KAUAI, HAWAII—Somewhere deep in sleep, dreaming I am at work... why did everyone leave their phones in the office?... then I feel my wife's foot tickling me... stop it... then: ALERT! LOUD! What's that? Turn off your alarm, I think.
My wife leans over and shows me her phone, which displays a dull black and grey EMERGENCY ALERT reading “BALLISTIC MISSILE THREAT INBOUND TO HAWAII. SEEK IMMEDIATE SHELTER. THIS IS NOT A DRILL.”
It's 8:08 on a Saturday morning. I bolt out up and out of bed, think what everyone else across Hawaii must be thinking: “WTF?!”
Instinctively I rush to the kitchen, passing my 13-year-old son who is sitting on the couch in the living room, holding his phone (typical) presumably playing a game. I rush to check my work phone on the kitchen counter, scrolling through Twitter to see similar disbelief from other people on Oahu.
I know the Hawaii Emergency Management Agency has said Hawaii would have 12-15 minutes warning. It's 8:11. WTF?
My wife is scrambling. Radio. Is there a radio up here?
"My friend got it too," my son says from the other room, speaking of the alert warning.

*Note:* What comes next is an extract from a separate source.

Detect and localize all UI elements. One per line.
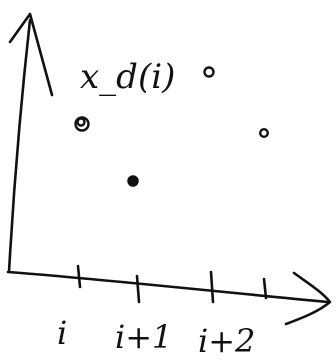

I am looking at two iPhones, two Twitter feeds. More disbelief. Is this a mistake? What?
Water. We need water. There's water in the kitchen. In my mind I am swearing. In my mind, lots of Fs.
I start closing doors, windows. We have in a single family wooden house in Lihue on the island of Kauai. Closing doors and windows seems like a joke. What am I doing?
"Get in the bathroom, c'mon." My wife is fumbling with the radio. I am now in the bathroom filling up the bathtub. I see the neighbor's cat at the window on the lanai looking in.
My wife has brought a thin blanket into the bathroom. Water is filling the tub. I turn on at transistor radio and scroll for something that isn't static, music or noise. I check for more information on Twitter. I see nothing about a North Korean launch. I see lots of tweets but only the people in Hawaii are tweeting about the alert. They are in disbelief. There is a sense of panic.
What do I do? Call my family on the mainland? Parents and siblings in Washington, Colorado? No time.
I know this could be the end of my life. Or not. The tub is filling with water. My wife and son are seated on the bathroom floor, the most protected room in the house, I suppose. But the thought this wooden could protect us is laughable but I know there is no time to go anywhere. In my mind I debate running into the garage to grab water bottles to bring into the bathroom. Do I stop at the fridge and get food?
Finally some useful but unwelcome information on the radio: "There is an incoming missile warning for the islands of Kauai and Hawaii."
Is this happening? I have no time to call anyone. No time to get water. The tub continues to fill. I look at my wife and son. He looks at me, scared. I try to smile. If there is a missile strike, a blast of any kind, we are toast. It's almost pointless to search for batteries, duct tape and canned tuna. This is it.
I look at the phone—a tweet: HAWAII - THIS IS A FALSE ALARM. THERE IS NO INCOMING MISSILE. THE ALERT WAS SENT OUT INADVERTENTLY. I HAVE SPOKEN TO HAWAII OFFICIALS AND CONFIRMED THERE IS NO THREAT.
I see another tweet. False alarm? It's a false alarm, I say. Again—WTF?
My legs are shaking. "It's a false alarm," I repeat. You can stand up. Stop the tub.
More disbelief. What is this?
Outside the sky is filled with bright light, it's morning. But it's not a thermonuclear morning. I am in disbelief. Did this just happen?
Then a message comes in from Twitter: I'm seeing on Twitter an alert went out about an inbound missile saying this is not a drill/text. I assume it's erroneous. Let me know?"
I sit down to open the computer and record my thoughts. Suddenly a second alert from the phone.
False alert message from the Hawaii EMA. The missile warning siren that Hawaii has recently begun testing does not sound.
Now it's 8:48 a.m. and my phone rings again. I answer. A robovoice says: "This is the Hawaii Emergency Management Agency. There is no active threat and no action is needed at this time. The Hawaii Emergency Management Agency is investigating this false alarm. Please do not call 911 unless you have an emergency."
So this is what it feels like to believe that you could have a nuclear bomb or an incoming missile about to destroy your world.
It's not a good feeling. Something must be done. Not just about the flawed mobile warning system in Hawaii but about a situation in which this scenario is even plausible, but about a world in which nations are poised to destroy each other with barely a moment's notice and bring about the end of life on this planet.